Les juges d’appel rejettent ses demandes. Le salarié se pourvoit en cassation.
Reproduisons le moyen :
8. Le salarié fait grief à l’arrêt de le débouter de sa demande au titre des heures supplémentaires et des congés payés afférents, alors :
« 1°/ que d’une part, s’il appartient au salarié de fournir des éléments de nature à étayer sa demande en paiement d’heures supplémentaires, le décompte qu’il produit n’est pas nécessairement établi au moment de la relation contractuelle et peut l’être a posteriori ; qu’en écartant les documents produits par les salarié devant la cour au motif qu’ils n’ont pas été établis au moment de la relation contractuelle dans la mesure où ils sont différents de ceux produits devant le conseil des prud’hommes à l’appui de la demande initiale, la cour a violé l’article L. 3171-4 du code du travail ;
2°/ que d’autre part, en vertu de l’article L. 3171-4 du code du travail, le salarié doit fournir au juge les éléments de nature à justifier les horaires effectivement réalisés pour permettre à l’employeur de répondre en fournissant ses propres éléments ; que dès lors que le décompte des heures supplémentaires effectuées produit devant la cour d’appel, même différent de celui produit en première instance, est suffisamment précis pour permettre à l’employeur d’y répondre, la cour ne peut écarter les tableaux produits devant elle par le salarié au seul motif que le décompte produit devant la cour comporterait des contradictions manifestes avec les documents produits devant le conseil des prud’hommes ; qu’en considérant que M. X… ne produisait pas devant la cour d’éléments suffisamment précis quant aux horaires effectivement réalisés pour étayer sa demande aux motifs que le décompte correspondant au travail réalisé pour le conseil général de l’Essonne ainsi que pour les autres dossiers présentait des incohérences avec les pièces versées aux débats devant le conseil des prud’hommes, sans même examiner les documents produits devant elle, la cour a violé l’article L. 3171-4 du code du travail. »
Réponse de la Cour
Vu l’article L. 3171-4 du code du travail :
9. Aux termes de l’article L. 3171-2, alinéa 1er, du code du travail, lorsque tous les salariés occupés dans un service ou un atelier ne travaillent pas selon le même horaire collectif, l’employeur établit les documents nécessaires au décompte de la durée de travail, des repos compensateurs acquis et de leur prise effective, pour chacun des salariés concernés. Selon l’article L. 3171-3 du même code, dans sa rédaction antérieure à celle issue de la loi n° 2016-1088 du 8 août 2016, l’employeur tient à la disposition de l’inspecteur ou du contrôleur du travail les documents permettant de comptabiliser le temps de travail accompli par chaque salarié. La nature des documents et la durée pendant laquelle ils sont tenus à disposition sont déterminées par voie réglementaire.
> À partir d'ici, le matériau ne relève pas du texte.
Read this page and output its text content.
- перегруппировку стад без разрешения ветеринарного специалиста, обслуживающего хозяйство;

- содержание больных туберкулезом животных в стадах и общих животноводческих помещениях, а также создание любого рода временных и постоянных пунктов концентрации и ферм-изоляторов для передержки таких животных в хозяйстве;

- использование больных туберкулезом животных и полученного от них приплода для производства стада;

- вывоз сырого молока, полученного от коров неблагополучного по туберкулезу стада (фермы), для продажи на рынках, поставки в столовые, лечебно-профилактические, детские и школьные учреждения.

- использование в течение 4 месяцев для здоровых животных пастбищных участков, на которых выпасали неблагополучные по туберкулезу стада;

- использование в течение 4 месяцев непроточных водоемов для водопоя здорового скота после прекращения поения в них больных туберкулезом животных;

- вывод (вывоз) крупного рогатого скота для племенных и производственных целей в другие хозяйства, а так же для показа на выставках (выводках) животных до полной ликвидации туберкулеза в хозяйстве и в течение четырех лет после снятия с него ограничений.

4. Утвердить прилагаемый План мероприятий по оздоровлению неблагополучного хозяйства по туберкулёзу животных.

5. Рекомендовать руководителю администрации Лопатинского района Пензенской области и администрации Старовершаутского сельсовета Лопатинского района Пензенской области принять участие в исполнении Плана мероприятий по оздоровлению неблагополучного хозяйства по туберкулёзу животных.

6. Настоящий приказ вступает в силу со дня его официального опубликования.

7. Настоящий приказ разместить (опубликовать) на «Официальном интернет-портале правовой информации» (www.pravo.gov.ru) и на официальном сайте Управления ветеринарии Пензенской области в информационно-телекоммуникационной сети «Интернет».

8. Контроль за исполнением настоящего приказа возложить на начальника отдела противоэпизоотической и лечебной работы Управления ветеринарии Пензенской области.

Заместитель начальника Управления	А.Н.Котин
10. Enfin, selon l’article L. 3171-4 du code du travail, en cas de litige relatif à l’existence ou au nombre d’heures de travail accomplies, l’employeur fournit au juge les éléments de nature à justifier les horaires effectivement réalisés par le salarié. Au vu de ces éléments et de ceux fournis par le salarié à l’appui de sa demande, le juge forme sa conviction après avoir ordonné, en cas de besoin, toutes les mesures d’instruction qu’il estime utiles. Si le décompte des heures de travail accomplies par chaque salarié est assuré par un système d’enregistrement automatique, celui-ci doit être fiable et infalsifiable.
11. Il résulte de ces dispositions, qu’en cas de litige relatif à l’existence ou au nombre d’heures de travail accomplies, il appartient au salarié de présenter, à l’appui de sa demande, des éléments suffisamment précis quant aux heures non rémunérées qu’il prétend avoir accomplies afin de permettre à l’employeur, qui assure le contrôle des heures de travail effectuées, d’y répondre utilement en produisant ses propres éléments. Le juge forme sa conviction en tenant compte de l’ensemble de ces éléments au regard des exigences rappelées aux dispositions légales et réglementaires précitées. Après analyse des pièces produites par l’une et l’autre des parties, dans l’hypothèse où il retient l’existence d’heures supplémentaires, il évalue souverainement, sans être tenu de préciser le détail de son calcul, l’importance de celles-ci et fixe les créances salariales s’y rapportant.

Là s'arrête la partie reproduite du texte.